Notice anything funny? Contrast with this:

public class Dad extends HoustonCommuter, GoodParent {
    public void teachChildren() {
        super.teachSinging();
        teachSinging();
    }

    private void teachSinging() {
        System.out.println("Mir ist so wunderbar!");
    }
}

Ok, we call super.teachChildren() before extending the behavior of void teachChildren() so that we add to instead of replace existing behavior. How can I accomplish that now with delegation? Simple, write the exact same code! Since I'm giving meaning to assignment to this, I feel free to extend the meaning of calls through super. The compiler will take this as a request to inline the code for the silent delegation method. It will still not generate the silent method as we need reflection to find the our own code, not the silent method.

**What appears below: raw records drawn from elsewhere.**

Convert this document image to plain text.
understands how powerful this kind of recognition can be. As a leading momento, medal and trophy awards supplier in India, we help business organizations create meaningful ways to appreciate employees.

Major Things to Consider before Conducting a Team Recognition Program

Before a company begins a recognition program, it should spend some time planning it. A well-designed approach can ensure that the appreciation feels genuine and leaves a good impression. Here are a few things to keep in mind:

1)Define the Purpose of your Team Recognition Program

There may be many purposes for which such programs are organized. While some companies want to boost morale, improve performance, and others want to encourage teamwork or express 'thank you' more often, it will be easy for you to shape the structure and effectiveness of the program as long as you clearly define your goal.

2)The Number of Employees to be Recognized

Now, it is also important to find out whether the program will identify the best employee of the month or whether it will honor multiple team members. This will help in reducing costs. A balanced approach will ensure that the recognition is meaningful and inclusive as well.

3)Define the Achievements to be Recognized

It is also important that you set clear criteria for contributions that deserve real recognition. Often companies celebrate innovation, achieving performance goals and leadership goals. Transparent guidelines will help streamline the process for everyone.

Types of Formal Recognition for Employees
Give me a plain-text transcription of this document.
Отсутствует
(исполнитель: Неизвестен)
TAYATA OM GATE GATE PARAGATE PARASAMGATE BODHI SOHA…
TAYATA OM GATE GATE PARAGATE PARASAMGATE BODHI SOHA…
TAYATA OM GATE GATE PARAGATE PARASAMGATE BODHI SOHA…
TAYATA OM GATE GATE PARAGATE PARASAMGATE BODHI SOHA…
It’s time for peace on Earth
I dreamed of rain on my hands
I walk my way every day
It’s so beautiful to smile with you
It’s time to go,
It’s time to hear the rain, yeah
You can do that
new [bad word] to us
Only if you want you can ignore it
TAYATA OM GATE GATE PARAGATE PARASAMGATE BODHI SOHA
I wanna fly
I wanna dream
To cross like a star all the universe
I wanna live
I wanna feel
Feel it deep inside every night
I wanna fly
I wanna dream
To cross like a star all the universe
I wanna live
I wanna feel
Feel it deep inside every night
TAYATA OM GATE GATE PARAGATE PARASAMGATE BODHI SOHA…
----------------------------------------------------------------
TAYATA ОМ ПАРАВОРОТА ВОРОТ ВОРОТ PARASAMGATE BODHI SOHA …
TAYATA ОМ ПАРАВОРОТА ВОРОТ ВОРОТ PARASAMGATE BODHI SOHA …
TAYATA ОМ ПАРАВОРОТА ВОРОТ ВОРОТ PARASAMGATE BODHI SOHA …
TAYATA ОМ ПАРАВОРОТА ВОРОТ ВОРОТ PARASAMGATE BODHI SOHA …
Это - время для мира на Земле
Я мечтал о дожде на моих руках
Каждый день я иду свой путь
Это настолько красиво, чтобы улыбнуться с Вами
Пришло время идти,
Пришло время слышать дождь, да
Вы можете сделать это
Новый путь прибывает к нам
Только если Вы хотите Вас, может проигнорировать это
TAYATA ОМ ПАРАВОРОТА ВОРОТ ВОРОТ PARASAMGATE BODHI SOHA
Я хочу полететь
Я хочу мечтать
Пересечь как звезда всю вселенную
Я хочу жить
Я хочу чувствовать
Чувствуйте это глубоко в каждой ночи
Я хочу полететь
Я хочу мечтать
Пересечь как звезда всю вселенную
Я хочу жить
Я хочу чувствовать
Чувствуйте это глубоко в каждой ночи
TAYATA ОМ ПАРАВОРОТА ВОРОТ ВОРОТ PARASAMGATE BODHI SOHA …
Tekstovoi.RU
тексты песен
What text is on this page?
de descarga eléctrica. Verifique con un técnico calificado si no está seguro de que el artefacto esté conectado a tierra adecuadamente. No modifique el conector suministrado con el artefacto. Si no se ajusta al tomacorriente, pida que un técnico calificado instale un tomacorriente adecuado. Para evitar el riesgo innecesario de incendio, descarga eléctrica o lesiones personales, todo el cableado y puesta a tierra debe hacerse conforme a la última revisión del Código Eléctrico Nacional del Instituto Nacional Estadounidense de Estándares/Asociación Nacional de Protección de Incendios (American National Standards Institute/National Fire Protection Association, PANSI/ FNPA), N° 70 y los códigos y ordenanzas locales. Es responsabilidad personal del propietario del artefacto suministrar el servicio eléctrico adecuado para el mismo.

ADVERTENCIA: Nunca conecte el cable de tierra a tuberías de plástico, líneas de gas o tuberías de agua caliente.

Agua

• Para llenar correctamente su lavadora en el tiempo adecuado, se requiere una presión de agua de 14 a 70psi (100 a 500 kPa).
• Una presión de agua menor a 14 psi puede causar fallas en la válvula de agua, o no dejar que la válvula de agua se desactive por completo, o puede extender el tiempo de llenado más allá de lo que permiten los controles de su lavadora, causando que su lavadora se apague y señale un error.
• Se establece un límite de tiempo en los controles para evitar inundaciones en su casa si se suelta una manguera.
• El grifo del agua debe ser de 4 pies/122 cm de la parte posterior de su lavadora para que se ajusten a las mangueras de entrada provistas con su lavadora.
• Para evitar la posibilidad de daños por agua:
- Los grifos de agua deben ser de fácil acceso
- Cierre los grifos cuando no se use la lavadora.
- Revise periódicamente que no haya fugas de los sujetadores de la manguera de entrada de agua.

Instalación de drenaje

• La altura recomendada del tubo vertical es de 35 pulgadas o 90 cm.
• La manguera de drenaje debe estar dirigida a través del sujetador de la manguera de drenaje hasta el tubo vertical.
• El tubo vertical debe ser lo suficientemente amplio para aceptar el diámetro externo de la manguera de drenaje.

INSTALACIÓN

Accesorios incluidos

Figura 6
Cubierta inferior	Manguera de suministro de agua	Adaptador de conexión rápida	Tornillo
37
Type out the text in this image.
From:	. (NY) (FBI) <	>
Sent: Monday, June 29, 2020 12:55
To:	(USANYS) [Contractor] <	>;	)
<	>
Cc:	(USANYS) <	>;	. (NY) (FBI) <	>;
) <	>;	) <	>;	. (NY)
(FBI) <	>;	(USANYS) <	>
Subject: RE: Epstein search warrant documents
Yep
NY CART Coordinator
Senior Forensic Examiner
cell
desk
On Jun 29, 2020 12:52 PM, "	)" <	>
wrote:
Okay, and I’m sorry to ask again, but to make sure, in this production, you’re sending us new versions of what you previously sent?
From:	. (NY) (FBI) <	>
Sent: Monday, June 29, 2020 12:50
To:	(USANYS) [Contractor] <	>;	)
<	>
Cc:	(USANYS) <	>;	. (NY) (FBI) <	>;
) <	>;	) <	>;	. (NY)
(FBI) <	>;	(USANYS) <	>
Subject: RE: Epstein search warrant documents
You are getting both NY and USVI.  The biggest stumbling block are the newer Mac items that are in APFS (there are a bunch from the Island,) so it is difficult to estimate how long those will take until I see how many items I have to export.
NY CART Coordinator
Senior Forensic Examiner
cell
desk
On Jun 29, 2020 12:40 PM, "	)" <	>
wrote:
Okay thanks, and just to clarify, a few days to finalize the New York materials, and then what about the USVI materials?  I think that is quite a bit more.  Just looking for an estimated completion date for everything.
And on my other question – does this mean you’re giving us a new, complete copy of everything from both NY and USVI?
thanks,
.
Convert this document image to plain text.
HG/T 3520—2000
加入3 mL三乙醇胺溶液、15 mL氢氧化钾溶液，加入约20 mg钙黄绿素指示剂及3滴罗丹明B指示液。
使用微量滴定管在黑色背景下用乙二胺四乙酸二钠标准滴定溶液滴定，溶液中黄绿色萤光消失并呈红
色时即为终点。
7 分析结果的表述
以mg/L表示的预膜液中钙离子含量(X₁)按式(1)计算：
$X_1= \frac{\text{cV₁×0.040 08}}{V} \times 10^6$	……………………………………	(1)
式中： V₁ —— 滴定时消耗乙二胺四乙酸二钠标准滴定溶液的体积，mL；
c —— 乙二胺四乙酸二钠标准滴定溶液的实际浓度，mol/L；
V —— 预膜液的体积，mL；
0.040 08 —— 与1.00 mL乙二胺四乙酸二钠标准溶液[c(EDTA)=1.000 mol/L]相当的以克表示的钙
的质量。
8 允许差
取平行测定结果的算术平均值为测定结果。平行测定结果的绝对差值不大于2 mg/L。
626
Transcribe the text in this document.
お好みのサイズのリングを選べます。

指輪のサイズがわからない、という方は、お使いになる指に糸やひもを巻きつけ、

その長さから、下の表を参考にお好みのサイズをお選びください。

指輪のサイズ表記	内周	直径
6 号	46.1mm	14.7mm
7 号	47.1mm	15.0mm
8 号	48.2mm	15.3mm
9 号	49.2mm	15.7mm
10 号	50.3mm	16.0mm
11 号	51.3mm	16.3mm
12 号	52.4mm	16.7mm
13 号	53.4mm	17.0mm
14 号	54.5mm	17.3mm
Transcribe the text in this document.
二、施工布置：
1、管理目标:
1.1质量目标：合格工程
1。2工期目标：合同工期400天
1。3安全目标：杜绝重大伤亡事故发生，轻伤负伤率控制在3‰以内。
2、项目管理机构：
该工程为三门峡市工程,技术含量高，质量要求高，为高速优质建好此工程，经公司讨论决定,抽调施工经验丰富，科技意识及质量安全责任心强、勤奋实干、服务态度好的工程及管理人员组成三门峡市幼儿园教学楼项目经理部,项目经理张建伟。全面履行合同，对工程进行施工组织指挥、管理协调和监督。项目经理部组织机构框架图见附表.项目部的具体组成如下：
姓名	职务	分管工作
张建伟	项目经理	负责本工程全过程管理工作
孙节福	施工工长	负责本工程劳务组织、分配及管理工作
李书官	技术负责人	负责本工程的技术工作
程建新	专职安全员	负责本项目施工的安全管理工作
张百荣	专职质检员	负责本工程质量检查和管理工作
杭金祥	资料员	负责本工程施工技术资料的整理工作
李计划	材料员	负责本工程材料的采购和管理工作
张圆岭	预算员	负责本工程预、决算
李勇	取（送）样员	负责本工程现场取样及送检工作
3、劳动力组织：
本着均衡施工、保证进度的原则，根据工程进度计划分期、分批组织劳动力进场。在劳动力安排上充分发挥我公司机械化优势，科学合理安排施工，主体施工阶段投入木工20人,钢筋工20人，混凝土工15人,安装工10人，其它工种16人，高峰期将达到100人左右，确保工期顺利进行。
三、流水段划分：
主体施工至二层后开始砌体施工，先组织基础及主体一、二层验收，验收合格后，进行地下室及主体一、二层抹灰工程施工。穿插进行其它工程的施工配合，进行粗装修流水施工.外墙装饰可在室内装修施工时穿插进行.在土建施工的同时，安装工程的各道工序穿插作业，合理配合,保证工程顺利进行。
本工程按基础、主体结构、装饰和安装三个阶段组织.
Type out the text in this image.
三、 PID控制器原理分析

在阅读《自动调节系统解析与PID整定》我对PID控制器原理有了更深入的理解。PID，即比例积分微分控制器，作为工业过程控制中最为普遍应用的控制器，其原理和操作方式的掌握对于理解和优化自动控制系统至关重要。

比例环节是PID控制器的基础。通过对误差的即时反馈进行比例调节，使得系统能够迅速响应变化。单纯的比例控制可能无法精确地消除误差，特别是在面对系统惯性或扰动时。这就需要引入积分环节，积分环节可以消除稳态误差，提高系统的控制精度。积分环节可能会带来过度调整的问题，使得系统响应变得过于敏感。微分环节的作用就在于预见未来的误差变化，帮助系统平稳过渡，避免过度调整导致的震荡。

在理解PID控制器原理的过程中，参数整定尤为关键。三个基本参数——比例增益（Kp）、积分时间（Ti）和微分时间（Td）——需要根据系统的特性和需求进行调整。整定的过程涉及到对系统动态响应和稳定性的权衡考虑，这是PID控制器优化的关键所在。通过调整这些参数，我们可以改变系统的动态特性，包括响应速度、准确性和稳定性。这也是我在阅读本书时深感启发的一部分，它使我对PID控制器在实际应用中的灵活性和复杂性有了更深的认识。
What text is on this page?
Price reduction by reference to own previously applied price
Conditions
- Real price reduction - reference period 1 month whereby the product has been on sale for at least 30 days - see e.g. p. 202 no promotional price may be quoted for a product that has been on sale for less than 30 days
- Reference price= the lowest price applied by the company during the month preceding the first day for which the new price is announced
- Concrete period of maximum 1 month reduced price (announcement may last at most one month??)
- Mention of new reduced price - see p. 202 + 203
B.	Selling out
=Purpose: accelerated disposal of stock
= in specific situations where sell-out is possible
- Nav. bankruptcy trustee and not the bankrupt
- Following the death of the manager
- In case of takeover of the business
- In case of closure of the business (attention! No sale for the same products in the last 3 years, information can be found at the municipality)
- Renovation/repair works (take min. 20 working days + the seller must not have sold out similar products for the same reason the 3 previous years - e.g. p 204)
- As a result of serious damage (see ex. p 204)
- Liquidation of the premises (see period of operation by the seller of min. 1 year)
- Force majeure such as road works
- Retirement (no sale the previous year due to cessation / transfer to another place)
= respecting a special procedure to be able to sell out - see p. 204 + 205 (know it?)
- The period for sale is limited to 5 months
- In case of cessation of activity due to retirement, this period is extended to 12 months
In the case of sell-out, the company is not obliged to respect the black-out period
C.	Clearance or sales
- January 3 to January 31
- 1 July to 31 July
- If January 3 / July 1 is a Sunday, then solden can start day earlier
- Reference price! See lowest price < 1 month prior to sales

The only remaining problem is (ok, so the preceding problem was the penultimate one, not the final one):

public class BeetleDriver implements Driver {
    public void driveToWork() {
        System.out.println("Baby you can drive my car!");
    }
}

And:

public class Dad extends BeetleDriver implements CommutingParent {
    public Dad(final CommutingParent commutingParent) {
        this = commutingParent;
    }
}

Who implements void driveToWork()? It's another ambiguity error and the class will not compile. Back to explicit delegation:

public class Dad extends BeetleDriver implements CommutingParent {
    public Dad(final CommutingParent commutingParent) {
        this = commutingParent;
    }

    public void driveToWork() {
        super.driveToWork();
    }
}

This is just like the solution above for super.teachChildren().